Однако уже само воплощение Господа влекло за собой необходимость датировок. Жизнь Христа разделила историю на две части, на этом событии основывалась христианская религия; отсюда — и склонность, более того, чрезвычайная чувствительность к хронологии. Но эта хронология не определялась протяженностью времени, которое делится на равные отрезки и может быть точно измерено, — то, что мы называем объективным или научным временем. Она имела знаковый характер. Средневековье, столь же жадное на даты, как и наша эпоха, датировало события по другим правилам и с другими целями. То, что важно было датировать в средние века, отличалось от того, что важно датировать нам. Приняв это, несомненно, существеннейшее различие, мы, как мне кажется, поймем, что средневековый человек был далек от безразличия ко времени. Напротив, он был к нему особенно чувствителен. Просто-напросто, если он не был точен, так это потому, что не испытывал в том нужды, ибо само событие не рассматривалось им в плане отсылки к определенной дате, то есть числу. Однако ссылка на время отсутствовала редко. Так обстояло дело в шансон-де-жест. В поэме «Мене» ее герой, юный Карл Великий, нападает на своего врага Бреманта в Иванов день. Намек ли это на то, что в рукоять его меча была заделана реликвия — зуб Иоанна Крестителя? Или здесь следует видеть более или менее осознанную связь с обрядами Иванова дня и ролью, которую играла в них молодежь? Во всяком случае, поэт не преминул датировать этот эпизод.

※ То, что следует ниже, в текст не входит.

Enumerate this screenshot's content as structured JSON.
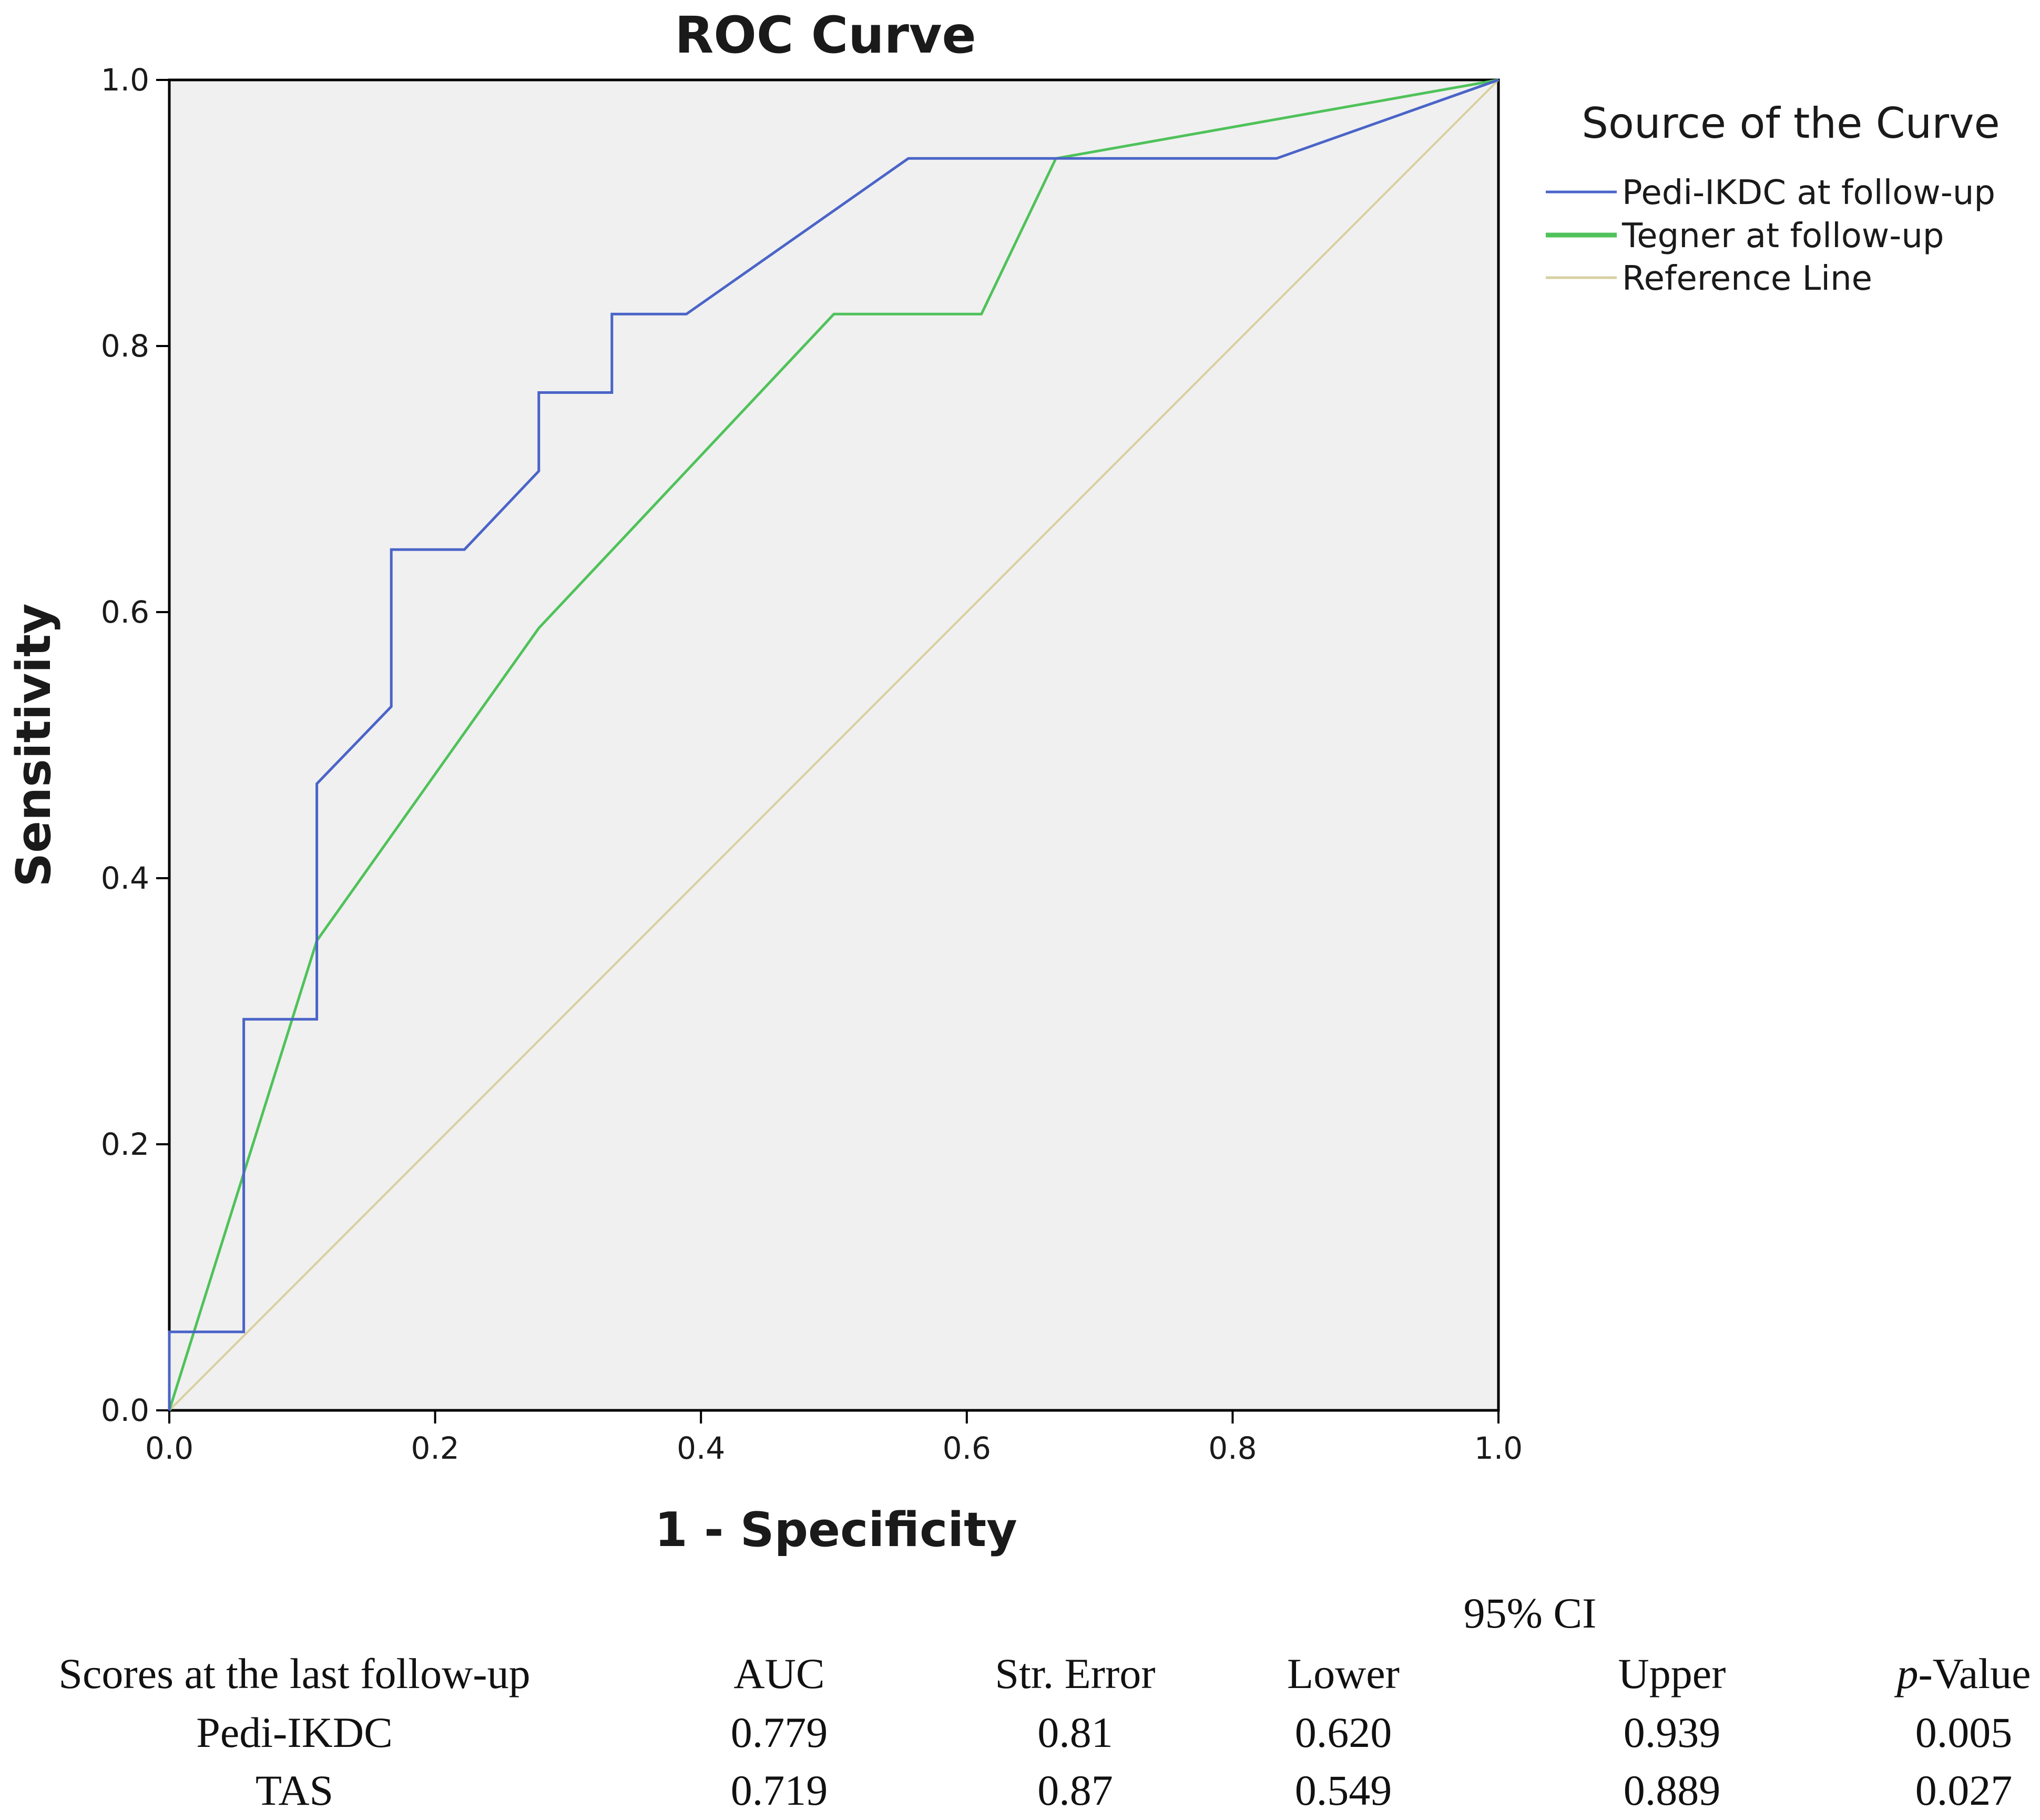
{
  "chart_data": {
    "type": "line",
    "title": "ROC Curve",
    "xlabel": "1 - Specificity",
    "ylabel": "Sensitivity",
    "xlim": [
      0.0,
      1.0
    ],
    "ylim": [
      0.0,
      1.0
    ],
    "x_ticks": [
      "0.0",
      "0.2",
      "0.4",
      "0.6",
      "0.8",
      "1.0"
    ],
    "y_ticks": [
      "0.0",
      "0.2",
      "0.4",
      "0.6",
      "0.8",
      "1.0"
    ],
    "grid": false,
    "legend": {
      "title": "Source of the Curve",
      "position": "right"
    },
    "series": [
      {
        "name": "Pedi-IKDC at follow-up",
        "color": "#4a64c8",
        "x": [
          0.0,
          0.0,
          0.056,
          0.056,
          0.111,
          0.111,
          0.167,
          0.167,
          0.222,
          0.278,
          0.278,
          0.333,
          0.333,
          0.389,
          0.556,
          0.833,
          1.0
        ],
        "y": [
          0.0,
          0.059,
          0.059,
          0.294,
          0.294,
          0.471,
          0.529,
          0.647,
          0.647,
          0.706,
          0.765,
          0.765,
          0.824,
          0.824,
          0.941,
          0.941,
          1.0
        ]
      },
      {
        "name": "Tegner at follow-up",
        "color": "#4fc25a",
        "x": [
          0.0,
          0.111,
          0.278,
          0.5,
          0.611,
          0.667,
          1.0
        ],
        "y": [
          0.0,
          0.353,
          0.588,
          0.824,
          0.824,
          0.941,
          1.0
        ]
      },
      {
        "name": "Reference Line",
        "color": "#d8d0a0",
        "x": [
          0.0,
          1.0
        ],
        "y": [
          0.0,
          1.0
        ]
      }
    ]
  },
  "table": {
    "ci_label": "95% CI",
    "headers": [
      "Scores at the last follow-up",
      "AUC",
      "Str. Error",
      "Lower",
      "Upper",
      "-Value"
    ],
    "p_italic": "p",
    "rows": [
      [
        "Pedi-IKDC",
        "0.779",
        "0.81",
        "0.620",
        "0.939",
        "0.005"
      ],
      [
        "TAS",
        "0.719",
        "0.87",
        "0.549",
        "0.889",
        "0.027"
      ]
    ]
  }
}
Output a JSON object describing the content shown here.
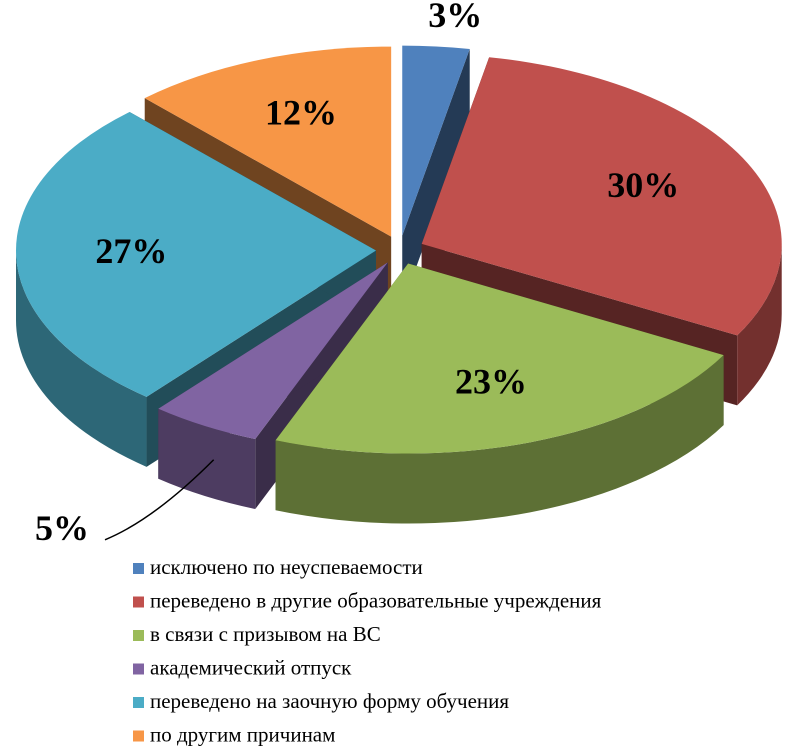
{
  "chart_data": {
    "type": "pie3d",
    "categories": [
      "исключено по неуспеваемости",
      "переведено в другие образовательные учреждения",
      "в связи с призывом на ВС",
      "академический отпуск",
      "переведено на заочную форму обучения",
      "по другим причинам"
    ],
    "values": [
      3,
      30,
      23,
      5,
      27,
      12
    ],
    "value_labels": [
      "3%",
      "30%",
      "23%",
      "5%",
      "27%",
      "12%"
    ],
    "colors": [
      "#4f81bd",
      "#c0504d",
      "#9bbb59",
      "#8064a2",
      "#4bacc6",
      "#f79646"
    ],
    "legend": "bottom"
  }
}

Адене Леруа в начале поэмы «Берта Большеногая» рассказывает, как прочел о приключениях своей героини в «Книге истории», посетив аббатство Сен-Дени:
В городе Париже я был в пятницу,
А так как это была именно пятница,
То пришла мне в голову мысль
Направиться, дабы почтить Бога, в Сен-Дени,
И пробыл я там вплоть до среды.
Употребляемые в этих примерах обозначения того или иного дня зависели от различных хронологических систем, которые сосуществовали в сознании средневекового человека. Истина состоит в том, что он не знал ни унифицированного времени, ни единообразной хронологии. Множественность времен — такова реальность для средневекового разума.